Secara psikologis, hasad adalah bentuk defisiensi eksistensial: kegagalan untuk meraih kesempurnaan diri sehingga berusaha menutupi kekurangan dengan menurunkan orang lain. Namun, seperti ditegaskan oleh para ulama, usaha menjatuhkan orang lain adalah pekerjaan sia-sia. Hasilnya lebih sering menghancurkan pendengki itu sendiri, menjadikannya pribadi yang selalu murung, sedih, dan gelisah.
Hasad bukan hanya merusak individu, tetapi juga berpotensi menimbulkan kegoncangan sosial. “Gempa batin” yang dialami pendengki kadang berimbas pada yang didengki, baik dalam bentuk fitnah, intrik, maupun sabotase sosial. Meski demikian, secara esensial, hasad lebih banyak menelan energi si pelaku ketimbang merugikan korban.
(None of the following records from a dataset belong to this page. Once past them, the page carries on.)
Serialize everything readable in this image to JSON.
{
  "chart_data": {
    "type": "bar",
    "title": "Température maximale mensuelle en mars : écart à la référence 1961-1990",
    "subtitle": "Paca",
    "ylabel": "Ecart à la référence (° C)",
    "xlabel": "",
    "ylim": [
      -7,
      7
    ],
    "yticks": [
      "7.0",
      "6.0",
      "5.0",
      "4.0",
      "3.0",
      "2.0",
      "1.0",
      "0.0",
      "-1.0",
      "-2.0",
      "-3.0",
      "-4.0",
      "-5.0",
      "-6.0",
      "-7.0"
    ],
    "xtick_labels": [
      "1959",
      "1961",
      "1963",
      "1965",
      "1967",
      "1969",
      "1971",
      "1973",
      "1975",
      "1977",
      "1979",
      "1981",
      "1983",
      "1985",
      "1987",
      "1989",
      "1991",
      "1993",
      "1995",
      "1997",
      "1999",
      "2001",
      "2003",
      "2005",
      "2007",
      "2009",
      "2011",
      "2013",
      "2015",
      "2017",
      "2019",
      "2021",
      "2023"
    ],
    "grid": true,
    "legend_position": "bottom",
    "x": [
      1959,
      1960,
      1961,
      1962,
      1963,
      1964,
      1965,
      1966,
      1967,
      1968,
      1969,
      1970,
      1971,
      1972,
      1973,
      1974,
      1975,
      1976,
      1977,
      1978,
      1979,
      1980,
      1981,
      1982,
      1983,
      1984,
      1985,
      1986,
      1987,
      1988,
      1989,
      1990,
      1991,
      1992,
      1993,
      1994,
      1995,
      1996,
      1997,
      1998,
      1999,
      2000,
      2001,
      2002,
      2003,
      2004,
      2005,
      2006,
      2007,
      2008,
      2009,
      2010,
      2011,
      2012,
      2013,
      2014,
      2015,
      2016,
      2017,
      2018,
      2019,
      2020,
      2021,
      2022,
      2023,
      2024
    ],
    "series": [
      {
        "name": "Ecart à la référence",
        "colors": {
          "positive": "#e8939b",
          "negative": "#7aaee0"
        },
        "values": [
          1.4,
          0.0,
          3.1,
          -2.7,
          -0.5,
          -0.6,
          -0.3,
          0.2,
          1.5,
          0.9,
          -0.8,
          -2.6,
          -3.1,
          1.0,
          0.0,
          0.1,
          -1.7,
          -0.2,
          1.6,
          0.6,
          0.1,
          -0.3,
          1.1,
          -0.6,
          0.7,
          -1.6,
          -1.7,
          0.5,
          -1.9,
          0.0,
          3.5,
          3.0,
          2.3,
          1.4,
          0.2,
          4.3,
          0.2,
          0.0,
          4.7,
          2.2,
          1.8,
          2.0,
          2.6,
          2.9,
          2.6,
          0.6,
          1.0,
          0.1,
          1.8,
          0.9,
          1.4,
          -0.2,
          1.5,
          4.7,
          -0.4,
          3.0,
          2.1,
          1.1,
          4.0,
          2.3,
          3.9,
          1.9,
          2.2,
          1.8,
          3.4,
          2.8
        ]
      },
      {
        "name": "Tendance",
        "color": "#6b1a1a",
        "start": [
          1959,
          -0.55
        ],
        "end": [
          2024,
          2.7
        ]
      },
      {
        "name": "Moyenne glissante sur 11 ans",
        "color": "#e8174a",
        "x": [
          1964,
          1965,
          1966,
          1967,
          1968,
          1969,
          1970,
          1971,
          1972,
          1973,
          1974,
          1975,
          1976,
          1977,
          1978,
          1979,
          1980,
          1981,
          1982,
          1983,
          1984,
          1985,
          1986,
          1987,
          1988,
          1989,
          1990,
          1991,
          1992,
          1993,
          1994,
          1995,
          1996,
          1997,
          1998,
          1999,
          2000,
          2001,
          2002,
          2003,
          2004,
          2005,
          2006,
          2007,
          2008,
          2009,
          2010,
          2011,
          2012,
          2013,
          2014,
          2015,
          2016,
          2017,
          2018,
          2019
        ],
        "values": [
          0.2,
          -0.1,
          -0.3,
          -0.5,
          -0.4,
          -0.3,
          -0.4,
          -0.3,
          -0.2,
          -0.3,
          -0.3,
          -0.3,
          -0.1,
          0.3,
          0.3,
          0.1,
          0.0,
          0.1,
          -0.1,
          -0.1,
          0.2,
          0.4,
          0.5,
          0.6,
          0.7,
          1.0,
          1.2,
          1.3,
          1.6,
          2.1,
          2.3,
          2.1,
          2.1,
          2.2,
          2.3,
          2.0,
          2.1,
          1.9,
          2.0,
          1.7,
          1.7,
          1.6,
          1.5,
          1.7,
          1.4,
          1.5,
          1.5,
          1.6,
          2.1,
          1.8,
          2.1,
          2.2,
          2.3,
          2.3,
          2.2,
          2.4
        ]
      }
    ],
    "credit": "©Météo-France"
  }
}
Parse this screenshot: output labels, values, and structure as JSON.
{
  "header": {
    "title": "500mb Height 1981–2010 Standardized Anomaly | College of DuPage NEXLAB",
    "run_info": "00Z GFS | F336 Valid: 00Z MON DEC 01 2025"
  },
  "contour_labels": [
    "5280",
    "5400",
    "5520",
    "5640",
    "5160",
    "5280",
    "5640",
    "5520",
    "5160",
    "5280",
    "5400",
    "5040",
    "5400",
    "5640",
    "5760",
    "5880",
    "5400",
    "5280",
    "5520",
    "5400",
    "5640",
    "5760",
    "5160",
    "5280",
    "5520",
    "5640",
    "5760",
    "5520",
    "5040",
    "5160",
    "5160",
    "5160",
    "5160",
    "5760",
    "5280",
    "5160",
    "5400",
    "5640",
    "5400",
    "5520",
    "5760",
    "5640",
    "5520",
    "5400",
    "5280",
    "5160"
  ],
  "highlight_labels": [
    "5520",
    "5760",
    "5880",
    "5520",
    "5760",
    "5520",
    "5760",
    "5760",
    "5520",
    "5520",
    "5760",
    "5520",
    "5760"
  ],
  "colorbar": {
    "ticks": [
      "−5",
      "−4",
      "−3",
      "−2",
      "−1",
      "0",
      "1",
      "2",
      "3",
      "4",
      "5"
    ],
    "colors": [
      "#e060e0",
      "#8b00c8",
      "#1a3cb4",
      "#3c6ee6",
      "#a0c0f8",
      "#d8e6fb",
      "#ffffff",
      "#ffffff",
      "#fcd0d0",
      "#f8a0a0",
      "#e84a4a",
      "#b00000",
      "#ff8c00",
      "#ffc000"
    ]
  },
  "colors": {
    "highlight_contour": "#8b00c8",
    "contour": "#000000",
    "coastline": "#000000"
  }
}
Pada akhirnya, perbedaan mendasar antara ghibthah dan hasad terletak pada arah energi batin manusia. Ghibthah mengarahkan energi kepada pembangunan diri, sementara hasad mengarahkannya pada perusakan orang lain. Ghibthah memperluas jiwa dan menumbuhkan motivasi, sedangkan hasad menyempitkan hati dan menimbulkan penderitaan.
Dengan demikian, mengenali dua sikap ini bukan hanya penting secara etis, tetapi juga vital bagi kesehatan jiwa dan keharmonisan sosial. Ghibthah patut ditumbuhkan sebagai daya dorong menuju kesempurnaan, sementara hasad harus dihindari sebagai penyakit jiwa yang menjerumuskan.